Former Director, Marshall Space Flight Center (1989–1994)

Prior to his appointment as Director of the Marshall Center, Jack Lee had been Marshall’s deputy director since December 1980, after seven years as manager of the Spacelab program at the Center. From July to September 1986, he also served as acting director of the Center.

In addition to his responsibilities as deputy director, Lee served as manager of the Heavy Lift Launch Vehicle Definition Office, which was NASA’s effort to define and develop a heavy lift launch vehicle capable of meeting national requirements.

Portrait of Thomas J. Lee
Marshall’s sixth Center Director Thomas J. Lee touring the Payload Operations Control Center (POCC). The Hubble Space Telescope (HST) saw its launch into orbit under the leadership of Dr. Lee’s administration.
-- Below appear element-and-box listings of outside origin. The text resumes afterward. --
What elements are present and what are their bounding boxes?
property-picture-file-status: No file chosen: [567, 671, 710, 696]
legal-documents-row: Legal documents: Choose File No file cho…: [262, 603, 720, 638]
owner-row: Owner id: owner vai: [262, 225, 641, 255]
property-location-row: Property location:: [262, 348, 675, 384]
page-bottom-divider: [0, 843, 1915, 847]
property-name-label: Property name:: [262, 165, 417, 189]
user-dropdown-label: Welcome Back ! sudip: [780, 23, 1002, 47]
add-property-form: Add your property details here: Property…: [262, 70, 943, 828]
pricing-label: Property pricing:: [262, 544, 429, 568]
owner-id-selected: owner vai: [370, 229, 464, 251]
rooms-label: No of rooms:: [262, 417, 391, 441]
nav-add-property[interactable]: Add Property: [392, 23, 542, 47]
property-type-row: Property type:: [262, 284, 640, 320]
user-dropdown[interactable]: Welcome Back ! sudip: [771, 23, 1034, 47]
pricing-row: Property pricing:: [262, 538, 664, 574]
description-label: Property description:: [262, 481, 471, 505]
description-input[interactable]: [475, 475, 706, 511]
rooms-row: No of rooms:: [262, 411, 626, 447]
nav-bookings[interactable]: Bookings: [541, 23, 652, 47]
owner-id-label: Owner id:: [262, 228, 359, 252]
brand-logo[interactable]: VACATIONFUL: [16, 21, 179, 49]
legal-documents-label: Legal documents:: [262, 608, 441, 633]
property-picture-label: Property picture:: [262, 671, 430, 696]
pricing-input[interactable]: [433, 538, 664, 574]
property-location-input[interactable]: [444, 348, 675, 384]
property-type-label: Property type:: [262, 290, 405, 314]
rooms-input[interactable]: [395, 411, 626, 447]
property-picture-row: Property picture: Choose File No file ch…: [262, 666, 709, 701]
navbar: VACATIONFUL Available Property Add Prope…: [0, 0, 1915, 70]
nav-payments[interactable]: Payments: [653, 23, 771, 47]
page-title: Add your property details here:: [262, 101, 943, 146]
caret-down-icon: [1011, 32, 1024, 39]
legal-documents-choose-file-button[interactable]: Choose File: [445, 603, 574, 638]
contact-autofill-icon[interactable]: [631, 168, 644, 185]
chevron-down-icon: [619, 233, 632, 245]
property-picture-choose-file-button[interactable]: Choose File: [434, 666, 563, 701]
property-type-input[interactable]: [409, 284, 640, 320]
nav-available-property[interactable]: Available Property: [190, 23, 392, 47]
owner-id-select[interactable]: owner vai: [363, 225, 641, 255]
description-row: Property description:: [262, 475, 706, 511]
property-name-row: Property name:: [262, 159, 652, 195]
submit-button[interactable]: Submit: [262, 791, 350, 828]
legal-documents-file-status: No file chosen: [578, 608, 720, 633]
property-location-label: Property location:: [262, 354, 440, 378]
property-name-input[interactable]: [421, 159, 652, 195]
Lee began his professional career in 1958 as an aeronautical research engineer with the U.S. Army Ballistic Missile Agency at the Redstone Arsenal. He transferred to the Marshall Center when it was formed in 1960 as a systems engineer with the Center’s Centaur Resident Manager Office located in San Diego. From 1963 to 1965, he was Resident Project Manager for the Pegasus Meteoroid Detection Satellite Project in Bladensburg, Md., and, from 1965 to 1969, was chief of the Center’s Saturn Program Resident Office at the Kennedy Space Center in Florida.

In 1969, he became assistant to the technical deputy director of the Marshall Center and served in that position until 1973. He then served as deputy manager and manager of the Sortie Lab Task Team, and continued as manager when that team became the Spacelab Program Office in 1974.

Thomas J. Lee talks with President George H. W. Bush
President George H.W. Bush is taken for a tour of Huntsville Operations Support Center (HOSC) by Marshall’s sixth Center Director Thomas J. Lee (1989-1994).

As manager of the Spacelab Program Office, he was responsible for NASA’s work with the European Space Agency in the development of Spacelab, a multipurpose reusable laboratory for Earth orbital science activities.